Swtiching over Multiple Uplinks on VMware VDS

CA_Tallguy

New Member
May 19, 2020
28
4
3
So I'm trying to cross connect my physical ESXi hosts with 40GbE direct connect cables because that's the only way I can get 40GbE.... (and I don't want to pay data center to host a 1U switch that would be only 1GbE or 10GbE max anyway). I do know that VMware only officially supports 2 node direct connect -- so trying to figure out an unspported way to do this.

Should something like the following drawing work? Right now, it doesn't seem like I have active-active working on ESXi 1.... only one of the links seems to work at a time. Tryhing to figure out if there is some port isolation going on, failover settings I have not properly adjusted, etc.

As these are "virtual switches" after all, shouldn't this work? I'm no networking expert but I think you could connect physical switches together just fine like this.
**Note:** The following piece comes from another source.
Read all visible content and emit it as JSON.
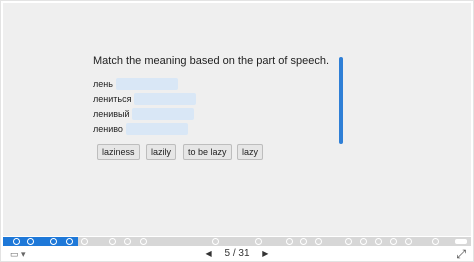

I can install RouterOS or PFSense and setup a switch that way but I'd rather not have to worry about those systems since this seems like basic switching and vSphere should handle it.

Or should I go ahead with RouterOS etc? (or is NSX-T an option? Seems like it woudl be a bloated solution for my needs)

RouterOS's VRRP may work great and provide some resilience... just setup primary/failover routers on 2 of 3 (or 4) nodes and let them handle switching. I just don't want to introduce complexity into the system if there is a way to handle it within VMware.

The blue lines here are my 40GbE links.....

switching.png
 

CA_Tallguy

New Member
May 19, 2020
28
4
3
This is frustrating. Why can't I add a physical nic to a vDS and get it to function like a normal switch and switch port?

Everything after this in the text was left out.